Each of the days events (the birthday, the museum, the accident) made it impossible not to think about the nature of human life. It can be joyful and beautiful. It can be tortuous and unbearable. It is precarious and vulnerable. And it makes absolutely no sense to me sometimes. More than that, I'm not always sure that I want to understand it. But I will keep trying, because I suppose that in order to improve something, you must first try to understand it.

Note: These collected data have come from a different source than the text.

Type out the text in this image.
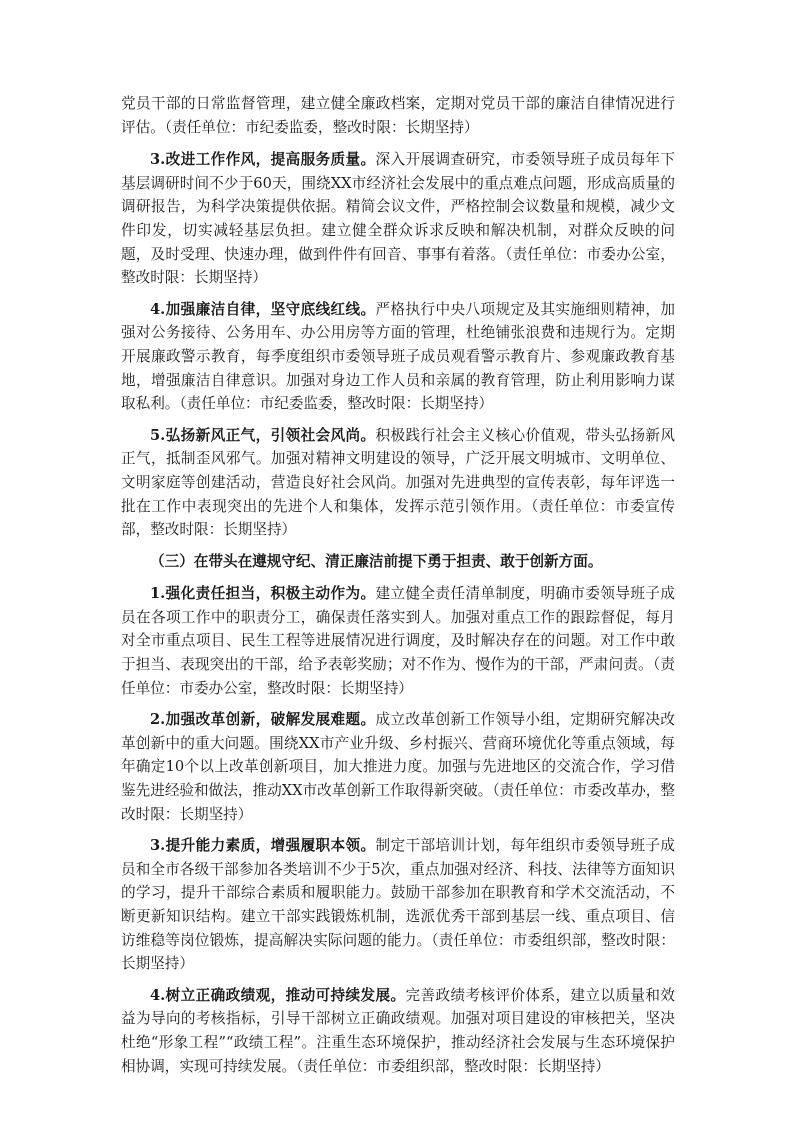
党员干部的日常监督管理，建立健全廉政档案，定期对党员干部的廉洁自律情况进行评估。（责任单位：市纪委监委，整改时限：长期坚持）

3.改进工作作风，提高服务质量。深入开展调查研究，市委领导班子成员每年下基层调研时间不少于60天，围绕XX市经济社会发展中的重点难点问题，形成高质量的调研报告，为科学决策提供依据。精简会议文件，严格控制会议数量和规模，减少文件印发，切实减轻基层负担。建立健全群众诉求反映和解决机制，对群众反映的问题，及时受理、快速办理，做到件件有回音、事事有着落。（责任单位：市委办公室，整改时限：长期坚持）

4.加强廉洁自律，坚守底线红线。严格执行中央八项规定及其实施细则精神，加强对公务接待、公务用车、办公用房等方面的管理，杜绝铺张浪费和违规行为。定期开展廉政警示教育，每季度组织市委领导班子成员观看警示教育片、参观廉政教育基地，增强廉洁自律意识。加强对身边工作人员和亲属的教育管理，防止利用影响力谋取私利。（责任单位：市纪委监委，整改时限：长期坚持）

5.弘扬新风正气，引领社会风尚。积极践行社会主义核心价值观，带头弘扬新风正气，抵制歪风邪气。加强对精神文明建设的领导，广泛开展文明城市、文明单位、文明家庭等创建活动，营造良好社会风尚。加强对先进典型的宣传表彰，每年评选一批在工作中表现突出的先进个人和集体，发挥示范引领作用。（责任单位：市委宣传部，整改时限：长期坚持）

（三）在带头在遵规守纪、清正廉洁前提下勇于担责、敢于创新方面。

1.强化责任担当，积极主动作为。建立健全责任清单制度，明确市委领导班子成员在各项工作中的职责分工，确保责任落实到人。加强对重点工作的跟踪督促，每月对全市重点项目、民生工程等进展情况进行调度，及时解决存在的问题。对工作中敢于担当、表现突出的干部，给予表彰奖励；对不作为、慢作为的干部，严肃问责。（责任单位：市委办公室，整改时限：长期坚持）

2.加强改革创新，破解发展难题。成立改革创新工作领导小组，定期研究解决改革创新中的重大问题。围绕XX市产业升级、乡村振兴、营商环境优化等重点领域，每年确定10个以上改革创新项目，加大推进力度。加强与先进地区的交流合作，学习借鉴先进经验和做法，推动XX市改革创新工作取得新突破。（责任单位：市委改革办，整改时限：长期坚持）

3.提升能力素质，增强履职本领。制定干部培训计划，每年组织市委领导班子成员和全市各级干部参加各类培训不少于5次，重点加强对经济、科技、法律等方面知识的学习，提升干部综合素质和履职能力。鼓励干部参加在职教育和学术交流活动，不断更新知识结构。建立干部实践锻炼机制，选派优秀干部到基层一线、重点项目、信访维稳等岗位锻炼，提高解决实际问题的能力。（责任单位：市委组织部，整改时限：长期坚持）

4.树立正确政绩观，推动可持续发展。完善政绩考核评价体系，建立以质量和效益为导向的考核指标，引导干部树立正确政绩观。加强对项目建设的审核把关，坚决杜绝“形象工程”“政绩工程”。注重生态环境保护，推动经济社会发展与生态环境保护相协调，实现可持续发展。（责任单位：市委组织部，整改时限：长期坚持）
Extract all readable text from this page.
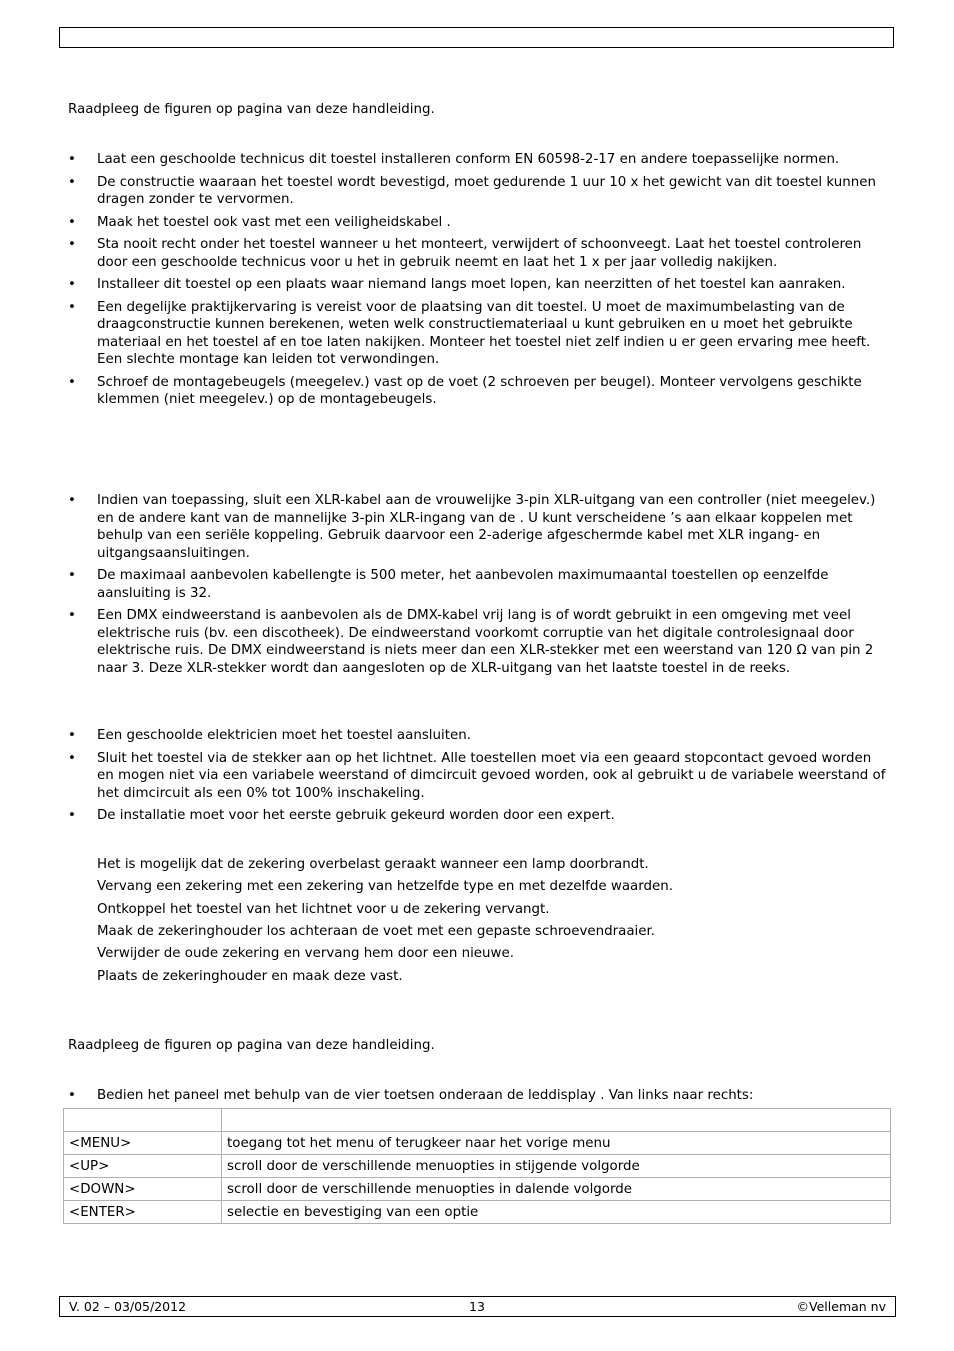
Raadpleeg de figuren op pagina van deze handleiding.
• Laat een geschoolde technicus dit toestel installeren conform EN 60598-2-17 en andere toepasselijke normen.
• De constructie waaraan het toestel wordt bevestigd, moet gedurende 1 uur 10 x het gewicht van dit toestel kunnen dragen zonder te vervormen.
• Maak het toestel ook vast met een veiligheidskabel .
• Sta nooit recht onder het toestel wanneer u het monteert, verwijdert of schoonveegt. Laat het toestel controleren door een geschoolde technicus voor u het in gebruik neemt en laat het 1 x per jaar volledig nakijken.
• Installeer dit toestel op een plaats waar niemand langs moet lopen, kan neerzitten of het toestel kan aanraken.
• Een degelijke praktijkervaring is vereist voor de plaatsing van dit toestel. U moet de maximumbelasting van de draagconstructie kunnen berekenen, weten welk constructiemateriaal u kunt gebruiken en u moet het gebruikte materiaal en het toestel af en toe laten nakijken. Monteer het toestel niet zelf indien u er geen ervaring mee heeft. Een slechte montage kan leiden tot verwondingen.
• Schroef de montagebeugels (meegelev.) vast op de voet (2 schroeven per beugel). Monteer vervolgens geschikte klemmen (niet meegelev.) op de montagebeugels.
• Indien van toepassing, sluit een XLR-kabel aan de vrouwelijke 3-pin XLR-uitgang van een controller (niet meegelev.) en de andere kant van de mannelijke 3-pin XLR-ingang van de . U kunt verscheidene ’s aan elkaar koppelen met behulp van een seriële koppeling. Gebruik daarvoor een 2-aderige afgeschermde kabel met XLR ingang- en uitgangsaansluitingen.
• De maximaal aanbevolen kabellengte is 500 meter, het aanbevolen maximumaantal toestellen op eenzelfde aansluiting is 32.
• Een DMX eindweerstand is aanbevolen als de DMX-kabel vrij lang is of wordt gebruikt in een omgeving met veel elektrische ruis (bv. een discotheek). De eindweerstand voorkomt corruptie van het digitale controlesignaal door elektrische ruis. De DMX eindweerstand is niets meer dan een XLR-stekker met een weerstand van 120 Ω van pin 2 naar 3. Deze XLR-stekker wordt dan aangesloten op de XLR-uitgang van het laatste toestel in de reeks.
• Een geschoolde elektricien moet het toestel aansluiten.
• Sluit het toestel via de stekker aan op het lichtnet. Alle toestellen moet via een geaard stopcontact gevoed worden en mogen niet via een variabele weerstand of dimcircuit gevoed worden, ook al gebruikt u de variabele weerstand of het dimcircuit als een 0% tot 100% inschakeling.
• De installatie moet voor het eerste gebruik gekeurd worden door een expert.
Het is mogelijk dat de zekering overbelast geraakt wanneer een lamp doorbrandt.
Vervang een zekering met een zekering van hetzelfde type en met dezelfde waarden.
Ontkoppel het toestel van het lichtnet voor u de zekering vervangt.
Maak de zekeringhouder los achteraan de voet met een gepaste schroevendraaier.
Verwijder de oude zekering en vervang hem door een nieuwe.
Plaats de zekeringhouder en maak deze vast.
Raadpleeg de figuren op pagina van deze handleiding.
• Bedien het paneel met behulp van de vier toetsen onderaan de leddisplay . Van links naar rechts:

<MENU>	toegang tot het menu of terugkeer naar het vorige menu
<UP>	scroll door de verschillende menuopties in stijgende volgorde
<DOWN>	scroll door de verschillende menuopties in dalende volgorde
<ENTER>	selectie en bevestiging van een optie
V. 02 – 03/05/2012	13	©Velleman nv
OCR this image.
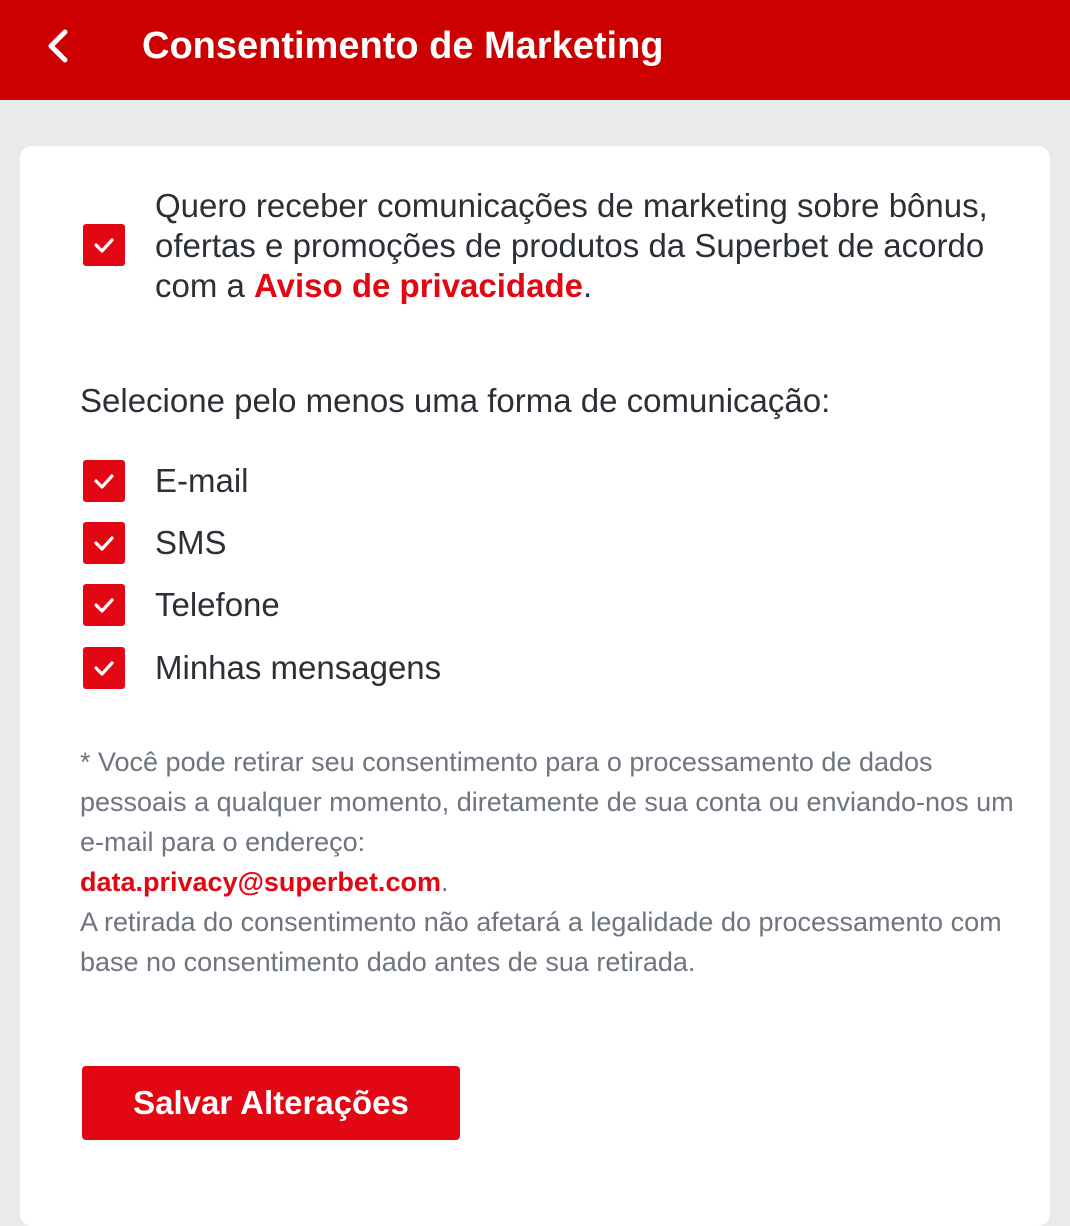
Consentimento de Marketing
Quero receber comunicações de marketing sobre bônus, ofertas e promoções de produtos da Superbet de acordo com a Aviso de privacidade.
Selecione pelo menos uma forma de comunicação:
E-mail
SMS
Telefone
Minhas mensagens

* Você pode retirar seu consentimento para o processamento de dados pessoais a qualquer momento, diretamente de sua conta ou enviando-nos um e-mail para o endereço:
data.privacy@superbet.com.

A retirada do consentimento não afetará a legalidade do processamento com base no consentimento dado antes de sua retirada.

Salvar Alterações
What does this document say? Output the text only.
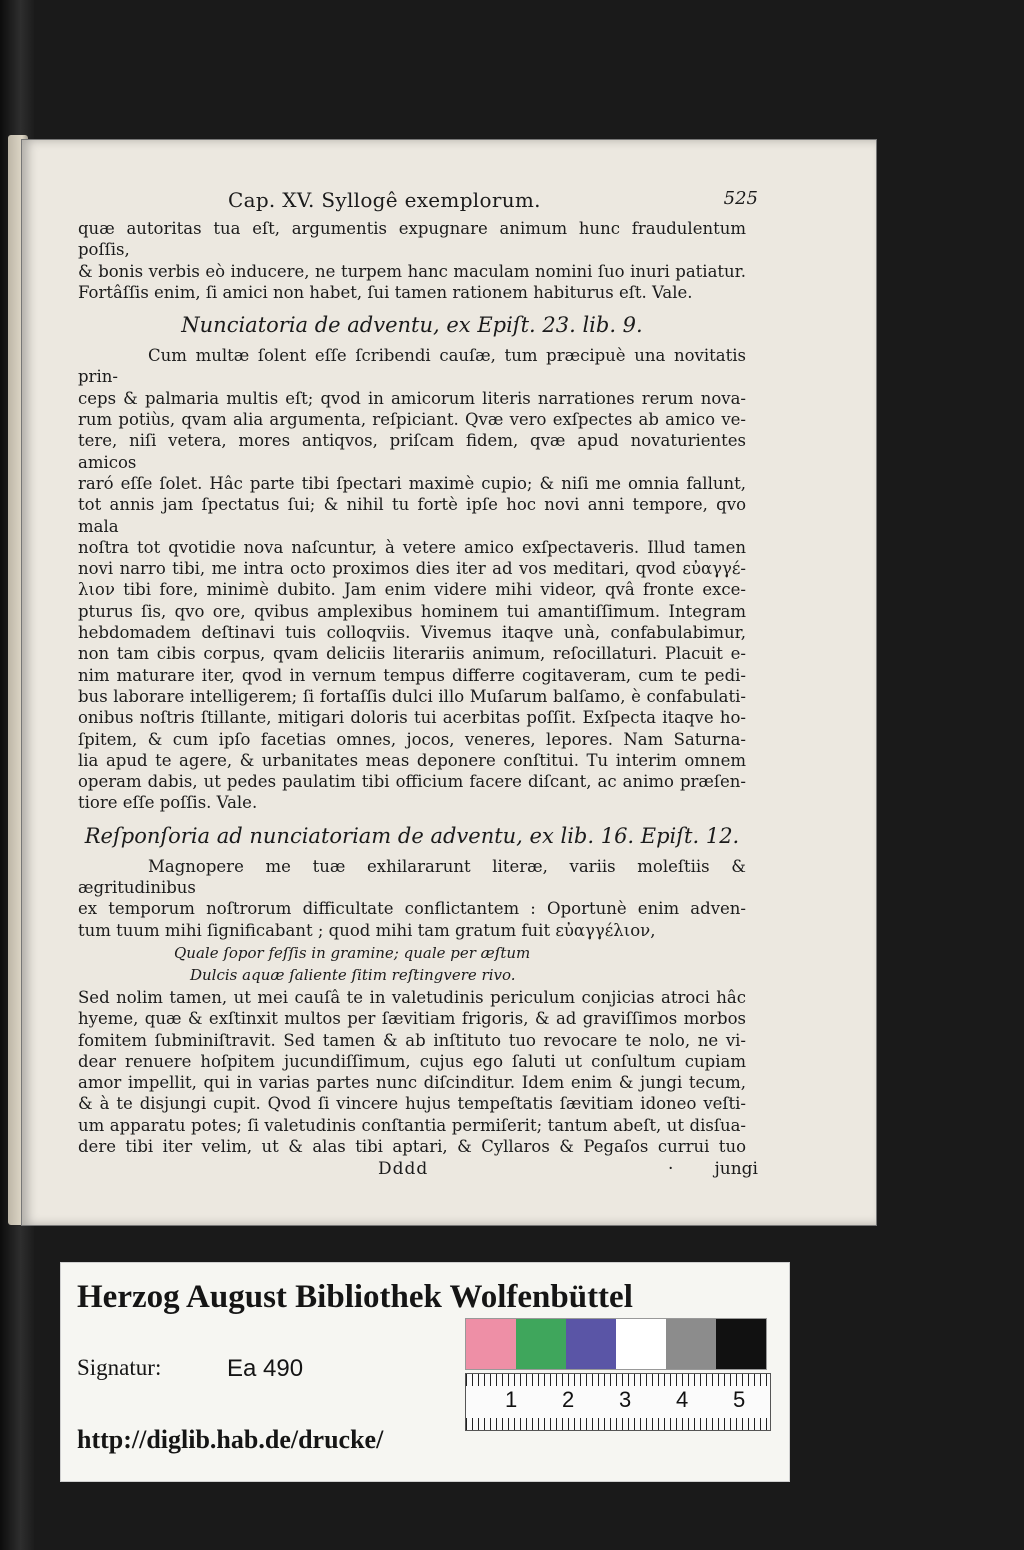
Cap. XV. Syllogê exemplorum.	525

quæ autoritas tua eſt, argumentis expugnare animum hunc fraudulentum poſſis,

& bonis verbis eò inducere, ne turpem hanc maculam nomini ſuo inuri patiatur.

Fortâſſis enim, ſi amici non habet, ſui tamen rationem habiturus eſt. Vale.

Nunciatoria de adventu, ex Epiſt. 23. lib. 9.

Cum multæ ſolent eſſe ſcribendi cauſæ, tum præcipuè una novitatis prin-

ceps & palmaria multis eſt; qvod in amicorum literis narrationes rerum nova-

rum potiùs, qvam alia argumenta, reſpiciant. Qvæ vero exſpectes ab amico ve-

tere, niſi vetera, mores antiqvos, priſcam fidem, qvæ apud novaturientes amicos

raró eſſe ſolet. Hâc parte tibi ſpectari maximè cupio; & niſi me omnia fallunt,

tot annis jam ſpectatus ſui; & nihil tu fortè ipſe hoc novi anni tempore, qvo mala

noſtra tot qvotidie nova naſcuntur, à vetere amico exſpectaveris. Illud tamen

novi narro tibi, me intra octo proximos dies iter ad vos meditari, qvod εὐαγγέ-

λιον tibi fore, minimè dubito. Jam enim videre mihi videor, qvâ fronte exce-

pturus ſis, qvo ore, qvibus amplexibus hominem tui amantiſſimum. Integram

hebdomadem deſtinavi tuis colloqviis. Vivemus itaqve unà, confabulabimur,

non tam cibis corpus, qvam deliciis literariis animum, reſocillaturi. Placuit e-

nim maturare iter, qvod in vernum tempus differre cogitaveram, cum te pedi-

bus laborare intelligerem; ſi fortaſſis dulci illo Muſarum balſamo, è confabulati-

onibus noſtris ſtillante, mitigari doloris tui acerbitas poſſit. Exſpecta itaqve ho-

ſpitem, & cum ipſo facetias omnes, jocos, veneres, lepores. Nam Saturna-

lia apud te agere, & urbanitates meas deponere conſtitui. Tu interim omnem

operam dabis, ut pedes paulatim tibi officium facere diſcant, ac animo præſen-

tiore eſſe poſſis. Vale.

Reſponſoria ad nunciatoriam de adventu, ex lib. 16. Epiſt. 12.

Magnopere me tuæ exhilararunt literæ, variis moleſtiis & ægritudinibus

ex temporum noſtrorum difficultate conflictantem : Oportunè enim adven-

tum tuum mihi ſignificabant ; quod mihi tam gratum fuit εὐαγγέλιον,

Quale ſopor feſſis in gramine; quale per æſtum
Dulcis aquæ ſaliente ſitim reſtingvere rivo.

Sed nolim tamen, ut mei cauſâ te in valetudinis periculum conjicias atroci hâc

hyeme, quæ & exſtinxit multos per ſævitiam frigoris, & ad graviſſimos morbos

fomitem ſubminiſtravit. Sed tamen & ab inſtituto tuo revocare te nolo, ne vi-

dear renuere hoſpitem jucundiſſimum, cujus ego ſaluti ut conſultum cupiam

amor impellit, qui in varias partes nunc diſcinditur. Idem enim & jungi tecum,

& à te disjungi cupit. Qvod ſi vincere hujus tempeſtatis ſævitiam idoneo veſti-

um apparatu potes; ſi valetudinis conſtantia permiſerit; tantum abeſt, ut disſua-

dere tibi iter velim, ut & alas tibi aptari, & Cyllaros & Pegaſos currui tuo

Dddd	· jungi
Herzog August Bibliothek Wolfenbüttel
Signatur:	Ea 490
http://diglib.hab.de/drucke/
1 2 3 4 5
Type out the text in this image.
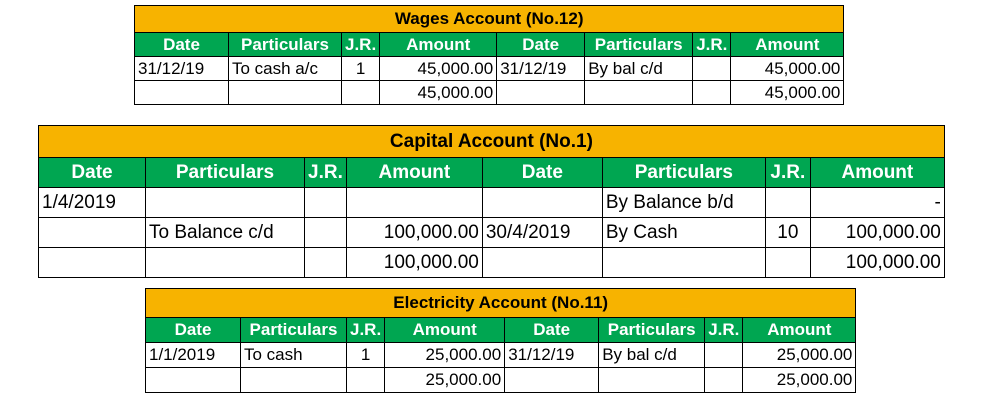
Wages Account (No.12)							
Date	Particulars	J.R.	Amount	Date	Particulars	J.R.	Amount
31/12/19	To cash a/c	1	45,000.00	31/12/19	By bal c/d		45,000.00
			45,000.00				45,000.00
Capital Account (No.1)							
Date	Particulars	J.R.	Amount	Date	Particulars	J.R.	Amount
1/4/2019					By Balance b/d		-
	To Balance c/d		100,000.00	30/4/2019	By Cash	10	100,000.00
			100,000.00				100,000.00
Electricity Account (No.11)							
Date	Particulars	J.R.	Amount	Date	Particulars	J.R.	Amount
1/1/2019	To cash	1	25,000.00	31/12/19	By bal c/d		25,000.00
			25,000.00				25,000.00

It's a very strange thing to have two lives. Even more strange is to mesh them together. I remember always having an issue with this. When I was 11 and had friends from both my first and second hometowns, as well as at least one friend that didn't fit into either category, I spent countless hours worried about how everyone would get along at my birthday party. Although the social circle of a preteen can be quite complicated, life has only gotten more complex.
I've established some kind of temporary life here away from every influence of my past. When my mom was visiting it felt just a little bit strange to show her around these new stomping grounds of mine. Sure, it was great to share some of my experiences and see her taking it all in, but I was seeing the city in such a different way than I normally do. It wasn't until they had left that I really felt the impact. I felt a bit lost, or maybe stuck is a better word, between this experience and the life I had at "home" (which is largely defined by all of the people there). The past few days have been blurry to me, partly because it's been raining on and off all week, and partly because I feel like I went back to Canada for a few days and am once again trying to adjust to my surroundings.
I know how silly it all is, of course. It's just got me thinking about my imminent return. The one I am excited and terrified to approach. I'm a paradox, after all. I'm excited about the many possibilities that await me and yet I worry because I don't know where I'll be and what I'll be doing in the not so distant future. Fortunately, I find it much easier these days than ever before to let things roll of my shoulders. I'm learning to chill out because most things are not worth worry and stress. Float on, I say.